La Corte di Cassazione, Sez. Penale, ha usato le maniere forti contro chi redige e contro chi utilizza certificati medici redatti solo sulla base di un colloquio telefonico, senza la effettiva visita del paziente.
La vicenda riguarda un medico e una sua paziente: il primo, in qualità di medico di base convenzionato con il servizio sanitario nazionale e quindi pubblico ufficiale, era stato condannato in relazione al reato di cui all’art. 480 c.p., per aver rilasciato un certificato medico di proroga della prognosi a favore di una sua paziente senza averla previamente visitata.
La paziente, a sua volta, era stata ritenuta responsabile del reato di cui all’art. 489 c.p. per aver fatto uso della certificazione redatta dal medico di base, pur consapevole della falsità.
La sentenza di condanna è stata impugnata con ricorso per cassazione.
Il medico lamentava la sussistenza del dolo, avendo egli concesso la proroga sulla base di quanto accertato nella visita effettuata quattro giorni prima e i sintomi comunicatigli telefonicamente dalla paziente sarebbero stati compatibili con la malattia accertata pochi giorni prima.
Il medico, pertanto, legittimamente avrebbe effettuato la modifica della prognosi sulla base di quanto dichiarato per telefono dalla paziente.

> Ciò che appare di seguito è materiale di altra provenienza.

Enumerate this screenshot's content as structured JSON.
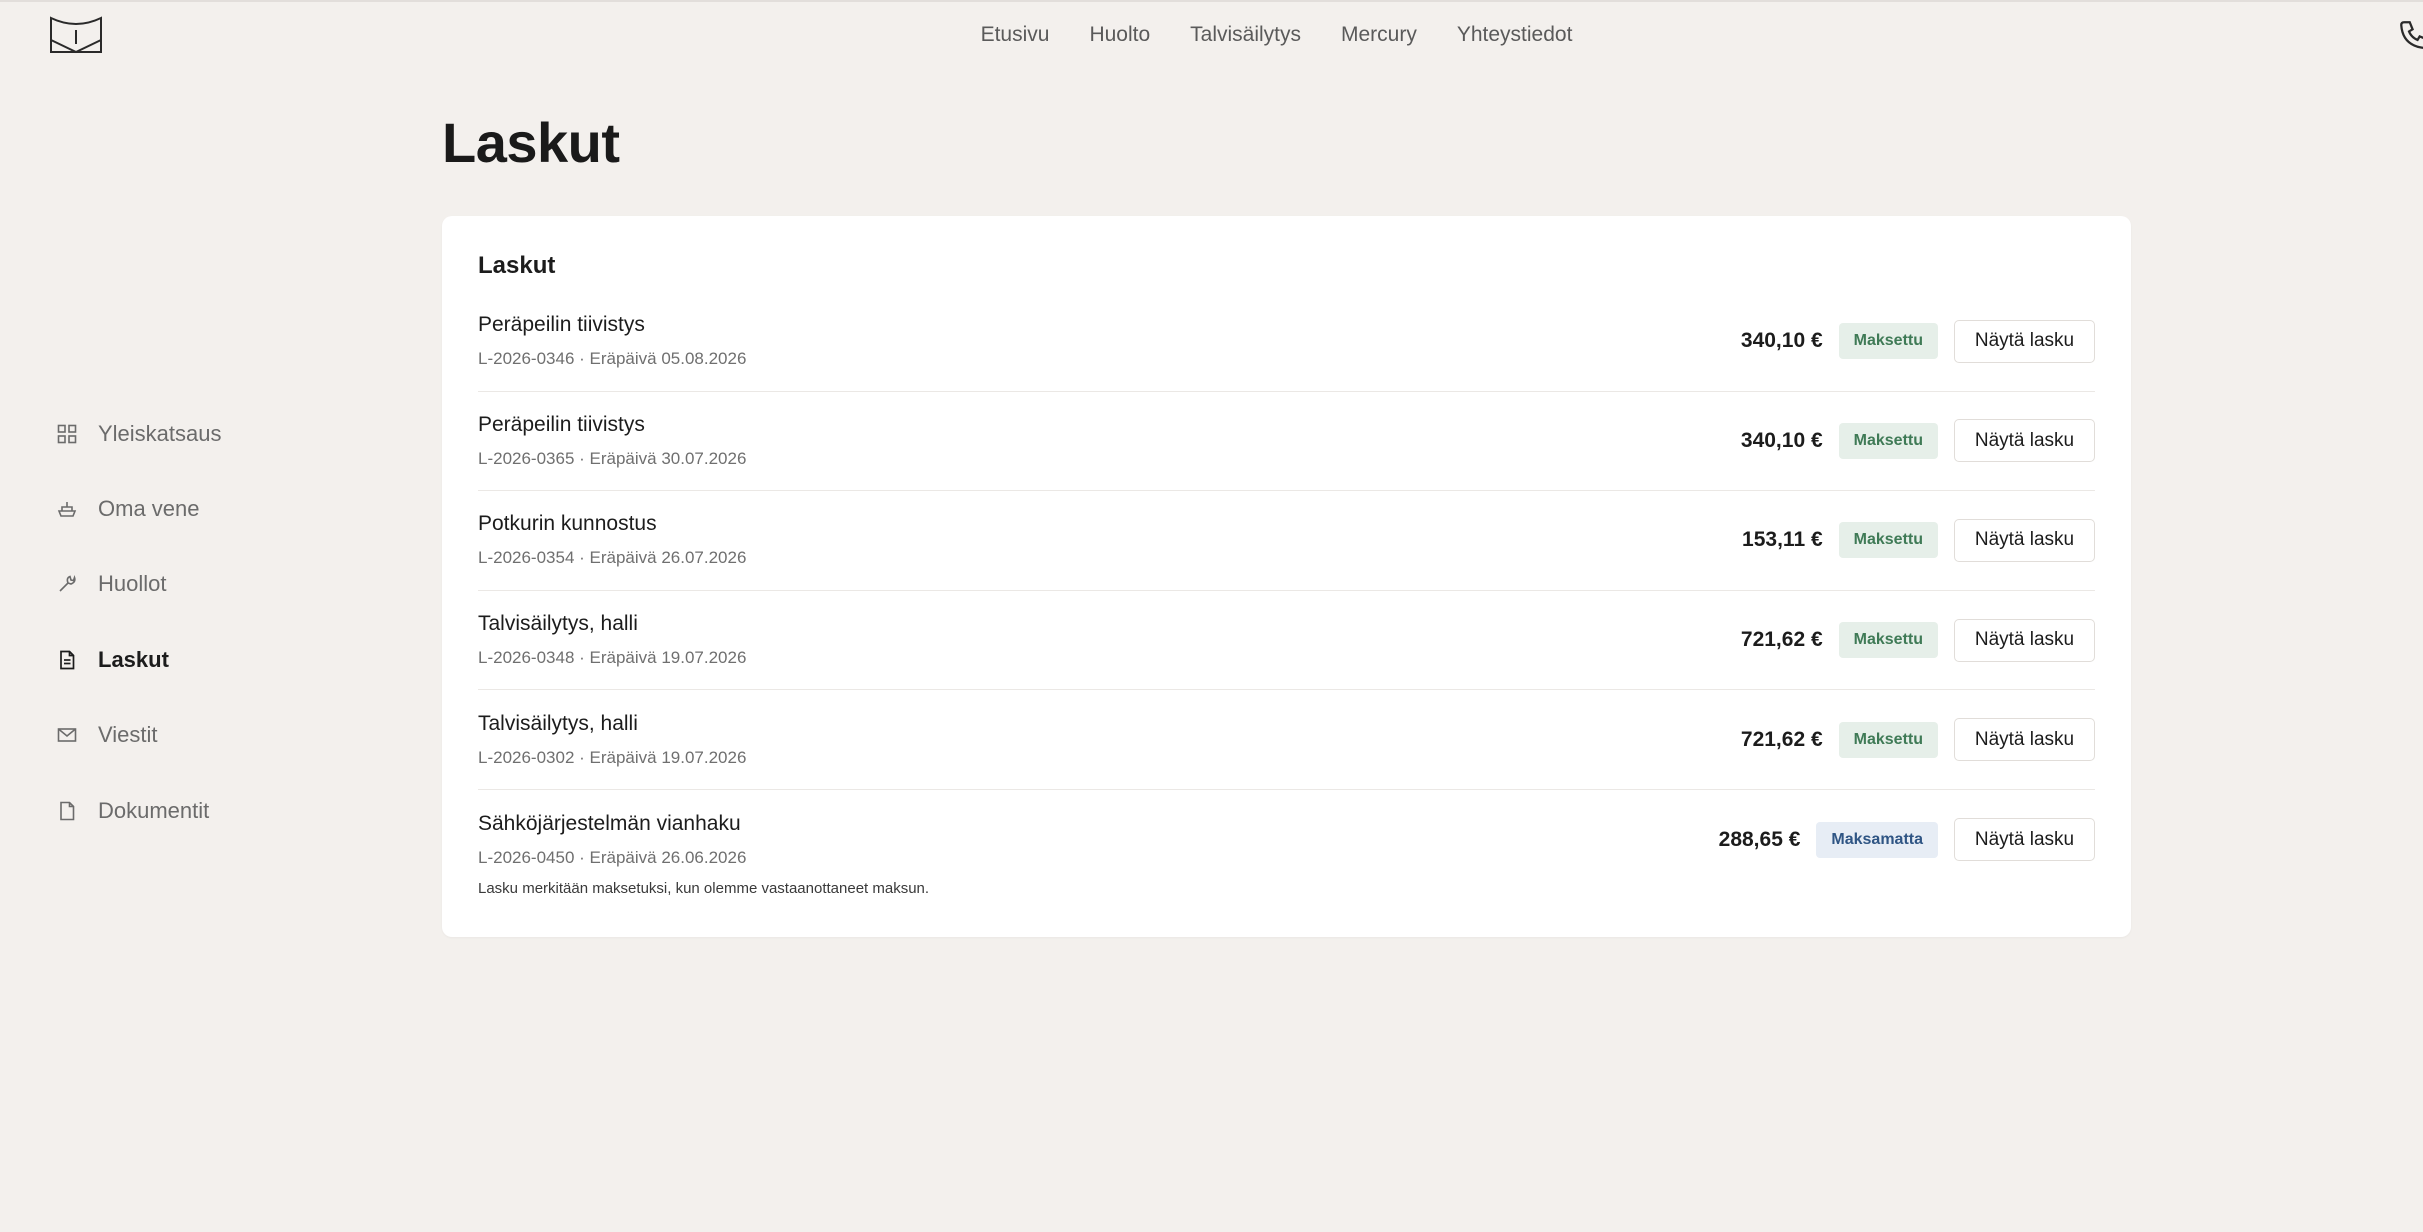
{
  "header": {
    "nav": [
      "Etusivu",
      "Huolto",
      "Talvisäilytys",
      "Mercury",
      "Yhteystiedot"
    ],
    "logo_icon": "boat-logo-icon",
    "phone_icon": "phone-icon"
  },
  "sidebar": {
    "items": [
      {
        "label": "Yleiskatsaus",
        "icon": "grid-icon",
        "active": false
      },
      {
        "label": "Oma vene",
        "icon": "boat-icon",
        "active": false
      },
      {
        "label": "Huollot",
        "icon": "wrench-icon",
        "active": false
      },
      {
        "label": "Laskut",
        "icon": "invoice-icon",
        "active": true
      },
      {
        "label": "Viestit",
        "icon": "mail-icon",
        "active": false
      },
      {
        "label": "Dokumentit",
        "icon": "file-icon",
        "active": false
      }
    ]
  },
  "page": {
    "title": "Laskut",
    "card_title": "Laskut",
    "footnote": "Lasku merkitään maksetuksi, kun olemme vastaanottaneet maksun.",
    "button_label": "Näytä lasku"
  },
  "invoices": [
    {
      "title": "Peräpeilin tiivistys",
      "meta": "L-2026-0346 · Eräpäivä 05.08.2026",
      "amount": "340,10 €",
      "status": "Maksettu",
      "status_type": "paid"
    },
    {
      "title": "Peräpeilin tiivistys",
      "meta": "L-2026-0365 · Eräpäivä 30.07.2026",
      "amount": "340,10 €",
      "status": "Maksettu",
      "status_type": "paid"
    },
    {
      "title": "Potkurin kunnostus",
      "meta": "L-2026-0354 · Eräpäivä 26.07.2026",
      "amount": "153,11 €",
      "status": "Maksettu",
      "status_type": "paid"
    },
    {
      "title": "Talvisäilytys, halli",
      "meta": "L-2026-0348 · Eräpäivä 19.07.2026",
      "amount": "721,62 €",
      "status": "Maksettu",
      "status_type": "paid"
    },
    {
      "title": "Talvisäilytys, halli",
      "meta": "L-2026-0302 · Eräpäivä 19.07.2026",
      "amount": "721,62 €",
      "status": "Maksettu",
      "status_type": "paid"
    },
    {
      "title": "Sähköjärjestelmän vianhaku",
      "meta": "L-2026-0450 · Eräpäivä 26.06.2026",
      "amount": "288,65 €",
      "status": "Maksamatta",
      "status_type": "unpaid"
    }
  ],
  "colors": {
    "background": "#f3f0ed",
    "card": "#ffffff",
    "paid_bg": "#e6efe9",
    "paid_text": "#3f7a56",
    "unpaid_bg": "#e7edf5",
    "unpaid_text": "#2f5584"
  }
}
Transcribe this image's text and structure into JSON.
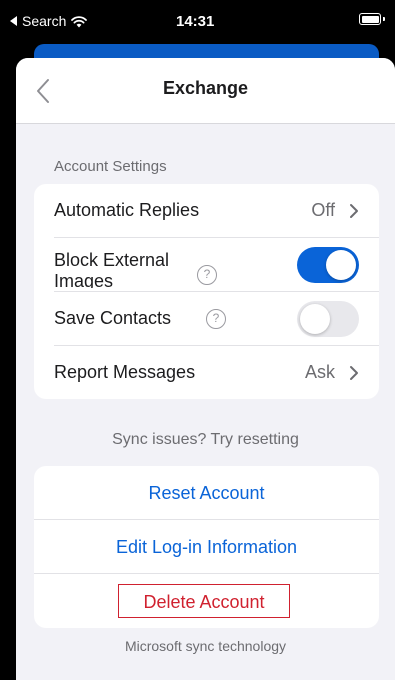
{
  "status_bar": {
    "back_label": "Search",
    "time": "14:31"
  },
  "nav": {
    "title": "Exchange"
  },
  "account_settings": {
    "header": "Account Settings",
    "automatic_replies": {
      "label": "Automatic Replies",
      "value": "Off"
    },
    "block_external_images": {
      "label": "Block External Images",
      "toggle": "on"
    },
    "save_contacts": {
      "label": "Save Contacts",
      "toggle": "off"
    },
    "report_messages": {
      "label": "Report Messages",
      "value": "Ask"
    }
  },
  "sync": {
    "note": "Sync issues? Try resetting",
    "reset_account": "Reset Account",
    "edit_login": "Edit Log-in Information",
    "delete_account": "Delete Account",
    "footer": "Microsoft sync technology"
  },
  "colors": {
    "accent": "#0a64d8",
    "danger": "#d0212f",
    "background": "#f2f2f7"
  }
}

A tutto concedere, era configurabile non il dolo ma la colpa, avendo il medico fatto affidamento sulle dichiarazioni della paziente, ciò che escludeva la penale rilevanza della condotta, non essendo prevista la figura colposa del delitto in esame.
La paziente, analogamente, deduceva l’insussistenza del reato in capo al medico, e, di riflesso, del reato, a lei contestato, di uso della falsa certificazione.
Anche secondo la donna, non sussisteva il reato contestato al medico in quanto costui, sulla scorta dei proprio sapere medico maturato un’esperienza pluridecennale e sulla base della visita medica effettuata pochi giorni prima in occasione della prima certificazione, poteva legittimamente ritenere ancora sussistente la malattia, sulla base di quanto riferito dalla paziente.
In sostanza, secondo la ricorrente non sarebbe necessaria l’effettuazione di un’ulteriore visita qualora il sanitario ritenga di essere in possesso aliunde di adeguati strumenti diagnostici.
Il reato contestato alla paziente, dunque, sarebbe ipotizzabile solo se si ritenesse non veritiera la persistenza della malattia, ma una prova del genere non era emersa.
La Corte di Cassazione, come anticipato, ha respinto entrambi i ricorsi.
Quanto al ricorso promosso dal medico, la Corte di Cassazione, in primo luogo, ha precisato che la falsa attestazione attribuita non attiene tanto alle condizioni di salute della paziente, quanto piuttosto al fatto che l’imputato aveva emesso il certificato «senza effettuare una previa visita e senza alcuna verifica oggettiva delle sue condizioni di salute, non essendo consentito al sanitario effettuare valutazioni o prescrizioni semplicemente sulla base di dichiarazioni effettuate per telefono dai suoi assistiti».
Di qui l’irrilevanza delle considerazioni sull’effettiva sussistenza della malattia o sulla induzione in errore da parte della paziente.
In relazione alla asserita natura colposa della condotta, la Corte di Cassazione ha replicato con una domanda retorica: «ci si chiede come il medico potesse non essere consapevole del fatto che egli stava certificando una patologia medica senza averla previamente verificata, nell’immediatezza, attraverso l’esame della paziente».
Non miglior sorte ha avuto il ricorso della paziente, ricorso peraltro esclusivamente incentrato sulla ritenuta insussistenza della falsità del documento, e dunque, sull’inesistenza del reato contestato al medico.
La Corte di Cassazione, quindi, si è limitata a richiamare le considerazioni sopracitate: «una volta ritenuta la falsità della certificazione medica, ne discende necessariamente la responsabilità della ricorrente per aver fatto uso».